Reilly, a single mother, was solely dependent on Supplemental Security Income and In-Home Support Services, both available in California under the Medi-Cal program. Although she and her daughter lived together and were very compatible, a public defender and court investigator were required to ensure that the daughter’s interests were represented. “All in all, it went quite smoothly,” says Cole.

A 1973 graduate of University of California’s Hastings School of Law, Cole spent about 50 hours working on the case, with considerable assistance from paralegal Vickie Newman. “In many ways, this case was a pleasure for me,” Cole says, “because it involved a family where the mother, in the best way possible, wanted to provide a loving, supportive and stimulating environment for her daughter.”

Pieter Bogaards of Mill Valley, an employment law attorney, represented Vitalina and Vera Diaz, Deborah Cruz and Gladys Rodas in a case against a Marin housecleaning company.

“They were denied overtime, driven to and from jobs ‘off the clock,’ not provided meal and rest breaks, and didn’t have their taxes deducted from paychecks,” says Bogaards, “all of which violated California employment law.” Bogaards, a 1982 law graduate of University of San Francisco law school, says the four women were undocumented, but ”under California law if you do the work, you must be paid—regardless of citizenship.” The case was complicated by the defendant’s lack of employment records and claims of business insolvency and personal poverty. “Numerous legal steps had to be taken to get at the assets he actually had,” says Bogaards, who spent more than 60 hours on the case.

Bogaards, like many lawyers specializing in employment law, took the case pro bono. “Very few such cases ever go to trial,” he says, and this one was no exception. The four women eventually settled for a sum that is subject to a confidentiality agreement, but which Bogaards says was a “reasonable amount.”

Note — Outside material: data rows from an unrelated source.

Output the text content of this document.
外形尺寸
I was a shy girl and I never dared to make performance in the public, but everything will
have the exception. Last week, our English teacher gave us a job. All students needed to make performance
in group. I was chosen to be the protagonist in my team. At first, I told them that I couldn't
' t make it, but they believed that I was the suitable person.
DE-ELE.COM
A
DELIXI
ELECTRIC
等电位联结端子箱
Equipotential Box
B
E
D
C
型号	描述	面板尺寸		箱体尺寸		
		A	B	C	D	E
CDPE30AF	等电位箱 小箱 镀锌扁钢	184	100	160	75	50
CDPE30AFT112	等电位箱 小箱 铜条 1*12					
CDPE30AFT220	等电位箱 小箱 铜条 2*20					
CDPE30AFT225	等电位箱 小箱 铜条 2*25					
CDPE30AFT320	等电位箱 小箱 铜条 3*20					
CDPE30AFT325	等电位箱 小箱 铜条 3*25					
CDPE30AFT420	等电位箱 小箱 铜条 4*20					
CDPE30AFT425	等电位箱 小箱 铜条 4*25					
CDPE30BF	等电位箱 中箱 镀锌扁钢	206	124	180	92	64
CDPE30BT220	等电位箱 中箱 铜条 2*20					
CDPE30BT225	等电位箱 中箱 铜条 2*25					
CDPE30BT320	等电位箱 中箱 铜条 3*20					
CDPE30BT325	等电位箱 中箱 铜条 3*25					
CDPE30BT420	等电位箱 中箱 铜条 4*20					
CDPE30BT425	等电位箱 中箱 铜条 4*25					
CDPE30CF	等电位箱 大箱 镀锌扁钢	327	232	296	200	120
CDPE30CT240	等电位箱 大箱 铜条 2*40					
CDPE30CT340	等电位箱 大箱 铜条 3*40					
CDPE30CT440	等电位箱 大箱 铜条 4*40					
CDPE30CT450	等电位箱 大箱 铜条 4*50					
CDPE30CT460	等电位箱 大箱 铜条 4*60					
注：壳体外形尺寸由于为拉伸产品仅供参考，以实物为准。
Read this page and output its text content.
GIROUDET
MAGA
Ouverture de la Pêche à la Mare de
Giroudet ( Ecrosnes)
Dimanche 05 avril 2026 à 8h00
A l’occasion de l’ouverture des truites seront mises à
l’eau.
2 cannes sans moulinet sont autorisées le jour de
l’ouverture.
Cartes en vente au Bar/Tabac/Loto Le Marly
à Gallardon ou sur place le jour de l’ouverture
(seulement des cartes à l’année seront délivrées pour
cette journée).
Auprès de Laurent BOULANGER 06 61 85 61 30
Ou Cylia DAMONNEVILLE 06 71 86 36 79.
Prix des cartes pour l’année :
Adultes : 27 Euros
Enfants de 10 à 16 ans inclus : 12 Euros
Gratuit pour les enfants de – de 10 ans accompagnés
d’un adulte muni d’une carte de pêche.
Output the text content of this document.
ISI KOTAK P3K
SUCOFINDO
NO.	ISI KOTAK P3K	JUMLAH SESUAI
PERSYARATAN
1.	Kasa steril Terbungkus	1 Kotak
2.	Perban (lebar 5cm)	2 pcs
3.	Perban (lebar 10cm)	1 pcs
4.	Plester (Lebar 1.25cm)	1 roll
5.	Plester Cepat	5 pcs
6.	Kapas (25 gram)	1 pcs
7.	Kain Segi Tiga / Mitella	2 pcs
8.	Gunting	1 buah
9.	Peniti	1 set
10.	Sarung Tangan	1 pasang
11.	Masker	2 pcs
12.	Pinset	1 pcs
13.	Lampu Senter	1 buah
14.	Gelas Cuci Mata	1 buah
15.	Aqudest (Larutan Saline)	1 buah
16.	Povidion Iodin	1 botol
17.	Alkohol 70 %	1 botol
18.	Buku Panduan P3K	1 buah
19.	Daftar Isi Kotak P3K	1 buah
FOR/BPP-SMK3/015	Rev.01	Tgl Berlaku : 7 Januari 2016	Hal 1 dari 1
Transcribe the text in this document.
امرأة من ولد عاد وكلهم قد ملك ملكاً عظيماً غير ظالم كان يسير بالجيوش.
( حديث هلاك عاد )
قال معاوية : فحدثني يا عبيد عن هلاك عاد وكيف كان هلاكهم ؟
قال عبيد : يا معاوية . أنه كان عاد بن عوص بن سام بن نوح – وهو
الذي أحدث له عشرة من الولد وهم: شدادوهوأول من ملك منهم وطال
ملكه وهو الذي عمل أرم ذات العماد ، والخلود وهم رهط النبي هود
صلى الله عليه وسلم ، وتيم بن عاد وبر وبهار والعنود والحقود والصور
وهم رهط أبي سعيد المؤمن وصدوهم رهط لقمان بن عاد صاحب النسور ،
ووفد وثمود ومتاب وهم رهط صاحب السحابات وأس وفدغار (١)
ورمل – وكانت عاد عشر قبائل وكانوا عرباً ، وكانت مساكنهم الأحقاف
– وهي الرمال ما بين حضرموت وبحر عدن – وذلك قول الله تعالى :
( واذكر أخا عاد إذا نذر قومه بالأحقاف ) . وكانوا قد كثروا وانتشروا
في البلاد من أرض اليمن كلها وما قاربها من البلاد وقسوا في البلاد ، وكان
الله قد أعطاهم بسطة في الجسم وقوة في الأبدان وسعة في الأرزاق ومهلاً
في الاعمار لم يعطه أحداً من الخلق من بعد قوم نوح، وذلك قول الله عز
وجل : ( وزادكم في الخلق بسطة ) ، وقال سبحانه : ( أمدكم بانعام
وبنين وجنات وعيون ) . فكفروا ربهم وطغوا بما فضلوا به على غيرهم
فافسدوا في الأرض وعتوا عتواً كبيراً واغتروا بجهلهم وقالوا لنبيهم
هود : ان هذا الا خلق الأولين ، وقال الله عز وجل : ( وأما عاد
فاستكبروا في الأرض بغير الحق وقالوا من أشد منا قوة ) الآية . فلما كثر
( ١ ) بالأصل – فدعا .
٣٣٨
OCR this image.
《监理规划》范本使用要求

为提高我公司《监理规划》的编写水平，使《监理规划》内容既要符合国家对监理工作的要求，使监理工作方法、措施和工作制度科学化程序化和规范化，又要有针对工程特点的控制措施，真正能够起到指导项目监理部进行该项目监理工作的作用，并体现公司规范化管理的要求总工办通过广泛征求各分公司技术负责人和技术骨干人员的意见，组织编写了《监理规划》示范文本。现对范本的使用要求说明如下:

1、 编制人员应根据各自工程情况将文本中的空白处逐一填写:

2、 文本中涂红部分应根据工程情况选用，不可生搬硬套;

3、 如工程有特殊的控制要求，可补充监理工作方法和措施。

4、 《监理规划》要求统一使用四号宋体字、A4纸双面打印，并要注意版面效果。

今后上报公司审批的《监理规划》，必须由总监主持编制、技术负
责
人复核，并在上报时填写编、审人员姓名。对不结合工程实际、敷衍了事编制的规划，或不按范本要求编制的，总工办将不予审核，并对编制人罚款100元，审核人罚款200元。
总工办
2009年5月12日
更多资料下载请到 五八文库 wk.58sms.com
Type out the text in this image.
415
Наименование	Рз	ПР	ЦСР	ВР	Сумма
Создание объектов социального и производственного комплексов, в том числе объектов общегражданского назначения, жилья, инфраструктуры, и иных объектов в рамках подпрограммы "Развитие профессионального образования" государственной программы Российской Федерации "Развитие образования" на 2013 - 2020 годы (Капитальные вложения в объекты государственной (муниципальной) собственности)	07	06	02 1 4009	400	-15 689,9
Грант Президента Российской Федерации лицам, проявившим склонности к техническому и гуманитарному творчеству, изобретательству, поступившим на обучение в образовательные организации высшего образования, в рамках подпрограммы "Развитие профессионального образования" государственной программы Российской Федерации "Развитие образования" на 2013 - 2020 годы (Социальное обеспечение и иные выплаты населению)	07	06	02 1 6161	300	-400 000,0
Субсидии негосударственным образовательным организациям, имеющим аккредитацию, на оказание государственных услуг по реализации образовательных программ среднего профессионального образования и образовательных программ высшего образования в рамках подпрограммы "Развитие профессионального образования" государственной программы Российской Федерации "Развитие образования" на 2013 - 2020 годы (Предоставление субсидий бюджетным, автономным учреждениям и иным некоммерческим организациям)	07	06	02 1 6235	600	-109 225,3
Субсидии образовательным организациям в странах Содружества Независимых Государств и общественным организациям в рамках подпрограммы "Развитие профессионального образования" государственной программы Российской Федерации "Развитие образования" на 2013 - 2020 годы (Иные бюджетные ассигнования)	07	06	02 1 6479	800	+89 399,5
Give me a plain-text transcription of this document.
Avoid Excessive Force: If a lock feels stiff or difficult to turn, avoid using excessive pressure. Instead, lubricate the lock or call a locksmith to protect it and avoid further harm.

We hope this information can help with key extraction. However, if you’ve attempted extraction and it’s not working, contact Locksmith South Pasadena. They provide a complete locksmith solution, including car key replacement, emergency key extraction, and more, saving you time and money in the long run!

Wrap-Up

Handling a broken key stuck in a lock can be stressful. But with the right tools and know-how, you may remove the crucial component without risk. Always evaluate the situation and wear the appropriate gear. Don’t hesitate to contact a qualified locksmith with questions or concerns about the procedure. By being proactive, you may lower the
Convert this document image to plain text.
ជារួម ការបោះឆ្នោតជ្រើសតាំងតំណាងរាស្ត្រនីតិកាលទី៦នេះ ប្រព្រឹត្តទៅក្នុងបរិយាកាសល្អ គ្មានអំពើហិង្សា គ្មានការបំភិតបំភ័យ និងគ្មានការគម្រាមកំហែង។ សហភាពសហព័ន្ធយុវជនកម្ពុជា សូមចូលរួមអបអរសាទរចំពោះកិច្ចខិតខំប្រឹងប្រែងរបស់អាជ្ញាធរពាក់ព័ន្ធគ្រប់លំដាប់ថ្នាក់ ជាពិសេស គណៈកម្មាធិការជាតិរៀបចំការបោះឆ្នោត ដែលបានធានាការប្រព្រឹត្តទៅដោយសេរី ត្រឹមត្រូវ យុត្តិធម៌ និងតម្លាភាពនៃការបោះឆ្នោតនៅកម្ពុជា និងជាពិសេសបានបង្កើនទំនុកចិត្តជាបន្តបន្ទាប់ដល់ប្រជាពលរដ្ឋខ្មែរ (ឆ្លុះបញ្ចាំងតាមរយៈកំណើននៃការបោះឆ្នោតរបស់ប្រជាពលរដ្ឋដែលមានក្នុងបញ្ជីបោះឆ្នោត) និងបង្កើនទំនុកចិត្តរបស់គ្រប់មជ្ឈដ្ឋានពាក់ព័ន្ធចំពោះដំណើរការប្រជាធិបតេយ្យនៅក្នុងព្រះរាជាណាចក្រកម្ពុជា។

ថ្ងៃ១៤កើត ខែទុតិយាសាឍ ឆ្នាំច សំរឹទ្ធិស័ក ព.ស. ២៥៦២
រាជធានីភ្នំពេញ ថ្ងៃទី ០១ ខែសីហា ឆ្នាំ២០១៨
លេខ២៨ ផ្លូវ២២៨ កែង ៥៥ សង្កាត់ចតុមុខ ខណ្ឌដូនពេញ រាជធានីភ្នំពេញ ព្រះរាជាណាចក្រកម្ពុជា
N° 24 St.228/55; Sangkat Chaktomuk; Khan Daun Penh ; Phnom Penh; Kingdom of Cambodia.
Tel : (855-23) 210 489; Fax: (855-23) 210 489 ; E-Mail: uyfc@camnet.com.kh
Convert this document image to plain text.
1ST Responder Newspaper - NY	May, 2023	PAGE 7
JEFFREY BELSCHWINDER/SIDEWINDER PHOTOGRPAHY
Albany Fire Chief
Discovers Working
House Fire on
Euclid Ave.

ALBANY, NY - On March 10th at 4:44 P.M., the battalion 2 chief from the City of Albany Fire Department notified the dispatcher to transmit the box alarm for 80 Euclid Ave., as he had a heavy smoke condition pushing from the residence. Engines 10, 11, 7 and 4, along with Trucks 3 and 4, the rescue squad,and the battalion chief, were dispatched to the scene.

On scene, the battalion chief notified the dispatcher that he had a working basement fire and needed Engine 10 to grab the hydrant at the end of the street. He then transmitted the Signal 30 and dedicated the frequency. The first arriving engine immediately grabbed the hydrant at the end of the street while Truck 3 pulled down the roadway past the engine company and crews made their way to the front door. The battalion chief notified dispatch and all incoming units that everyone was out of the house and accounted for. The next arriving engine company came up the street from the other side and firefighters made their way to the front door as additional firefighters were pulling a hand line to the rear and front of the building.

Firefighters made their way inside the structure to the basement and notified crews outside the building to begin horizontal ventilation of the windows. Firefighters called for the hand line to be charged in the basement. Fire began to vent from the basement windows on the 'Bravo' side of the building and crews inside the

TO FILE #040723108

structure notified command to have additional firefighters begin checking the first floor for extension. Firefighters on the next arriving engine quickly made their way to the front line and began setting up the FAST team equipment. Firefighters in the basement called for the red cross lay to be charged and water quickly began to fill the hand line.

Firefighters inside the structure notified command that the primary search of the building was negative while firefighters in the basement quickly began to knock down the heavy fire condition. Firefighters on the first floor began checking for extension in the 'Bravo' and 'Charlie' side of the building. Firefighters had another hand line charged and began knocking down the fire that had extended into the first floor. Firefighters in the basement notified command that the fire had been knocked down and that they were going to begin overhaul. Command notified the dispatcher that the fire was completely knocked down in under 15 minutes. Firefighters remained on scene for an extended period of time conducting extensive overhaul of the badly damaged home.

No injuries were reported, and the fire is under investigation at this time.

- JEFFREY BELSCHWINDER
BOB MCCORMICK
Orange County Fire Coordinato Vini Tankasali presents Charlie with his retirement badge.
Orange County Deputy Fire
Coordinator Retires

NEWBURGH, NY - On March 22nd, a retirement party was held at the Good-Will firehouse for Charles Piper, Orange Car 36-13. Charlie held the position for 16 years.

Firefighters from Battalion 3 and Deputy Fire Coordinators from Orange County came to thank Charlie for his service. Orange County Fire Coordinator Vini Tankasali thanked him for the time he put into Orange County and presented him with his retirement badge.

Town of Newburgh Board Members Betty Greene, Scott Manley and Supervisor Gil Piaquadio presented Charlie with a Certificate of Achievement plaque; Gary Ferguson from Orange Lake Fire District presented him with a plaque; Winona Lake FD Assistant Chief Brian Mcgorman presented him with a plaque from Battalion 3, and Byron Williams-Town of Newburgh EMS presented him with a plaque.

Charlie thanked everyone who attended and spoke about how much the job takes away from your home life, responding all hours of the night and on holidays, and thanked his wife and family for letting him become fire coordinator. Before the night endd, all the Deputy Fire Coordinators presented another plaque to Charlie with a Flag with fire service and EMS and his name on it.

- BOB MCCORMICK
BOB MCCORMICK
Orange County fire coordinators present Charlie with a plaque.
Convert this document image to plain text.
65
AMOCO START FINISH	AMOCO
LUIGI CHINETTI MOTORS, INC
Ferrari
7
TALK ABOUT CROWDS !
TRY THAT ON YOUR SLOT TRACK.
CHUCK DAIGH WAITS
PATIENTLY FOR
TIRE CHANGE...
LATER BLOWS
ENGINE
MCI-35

Roshan Jain, an attorney with Hanson Bridgett in San Francisco, represented a client (who requested anonymity) in his effort to live in the Marin City public housing apartment of his deceased wife while caring for her two daughters from a previous marriage.

“My client, a disabled Vietnam vet, had resided on and off in the apartment for some time,” says Jain, a 2002 graduate of University of California at Davis law school, “but (the) property manager denied him occupancy because his late wife hadn’t added him to the lease.”

The manager was particularly truculent, says Jain, going so far at one point to get a court order to keep the man out of the apartment. Finally, though, a settlement was reached just before a trial was to begin in mid-January that allowed the stepdaughters, ages 6 and 19, and the man to live in the apartment without fear of eviction.

Jain put in nearly 300 hours on the complicated case, which he says centered on a dispute over federal regulations and Department of Housing and Urban Development guidelines.